Division of Planetary Sciences meeting, Tuesday recap

Posted by Liz Kruesi
on Wednesday, October 7, 2009

One thing I’ve noticed at thisi year’s Division of Planetary Sciences meeting is how well members of the planetary science community support each other. Often when asking a question regarding a talk, the questioner starts out with “great talk.” It’s refreshing to see. There’s a lot of competition in the sciences (so much of a career rides on how many papers one publishes), but clearly there’s a lot of collaboration as well.

Editor's note: Liz is posting updates regularly from DPS09 to Twitter.com/AstronomyMag.

OK, back to the updates from the DPS meeting. Tuesday morning began with a few awards. First up was the first-ever Jonathan Eberhart Planetary Sciences Journalism Award, presented to Sky & Telescope Senior Contributing Editor J. Kelly Beatty. After he received his award, Clark Chapman of the Southwest Research Institute discussed Mercury and the three MESSENGER flybys. The September 29 flyby showed additional examples of volcanism, according to Chapman. The probe is scheduled to enter its science orbit around Mercury March 18, 2011, and promises more discoveries.

The next award — the Urey Prize — went to Sarah Stewart of Harvard University, for her research of impacts onto icy bodies. Then the DPS awarded the Kuiper Prize to Tobias Owen of the University of Hawaii at Monoa “for his outstanding contributions to the field of planetary science.”

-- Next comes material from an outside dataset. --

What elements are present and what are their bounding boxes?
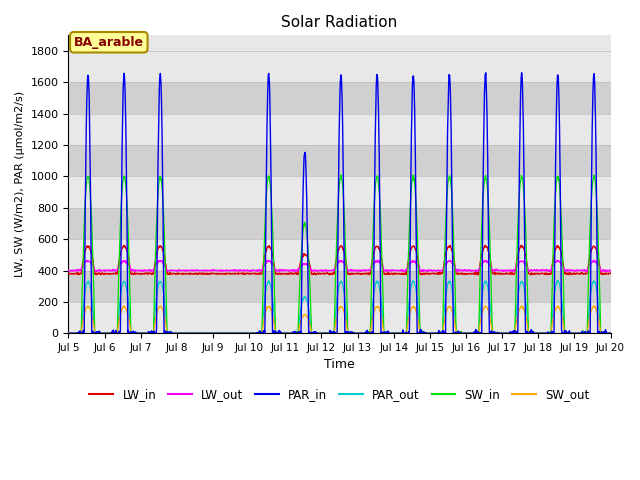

Owen, “one of the fathers of the Cassini mission,” still works on the project. He gave a great lecture — it had spots of humor and covered a fairly broad topic (so that even I, with my little planetary science expertise, understood the majority of it). It sounds like he has impacted many areas in planetary science. It was a pleasure sitting in on his talk.

At lunch I tried driving to a grocery store only to discover that none of the streets in Fajardo, Puerto Rico, is labeled. Mission failed.

The second half of the day switched gears and was filled with science sessions, so I tried to jump around to a few different ones.

First I attended a session about irregular satellite debris belts. Anne Verbiscer of the University of Virginia announced her team’s discovery of an enormous dust ring around Saturn. Douglas Hamilton of the University of Maryland followed with additional details. This ring is the largest known planetary ring in the solar system. It’s some 40 times Saturn’s radius (Rsat) high. Its inner edge starts around 128 Rsat out from Saturn and extends to 207 Rsat. The ring seems to be inclined 27 degrees to Saturn’s equatorial plane.

The team observed this huge ring with the Spitzer Space Telescope. Saturn’s irregular satellite, Phoebe, is within the ring. The team described how impacts with Phoebe produced debris that remains in a thick disk around the satellite’s orbit, therefore creating this huge ring. Hamilton explained that if you were standing within the ring, the density is such that you’d be hit by a particle about once per minute — that’s a pretty low density. The October 7 issue of Nature includes the team’s study.

After sitting in on a few presentations in a session about Titan’s surface, I stopped by a science discussion about the atmospheres of jovian planets. In this presentation, Teresa Del Rio Gaztelurrutia of the Universidad del Pais in Vasco, Spain, described a long-lived cyclone in Saturn’s atmosphere. This cyclone has been around for at least 4 years (Cassini instruments have observed it from June 2004 through May 2008).

Wednesday looks like another jam-packed day. I’m definitely looking forward to wandering through the exhibit hall to view the posters.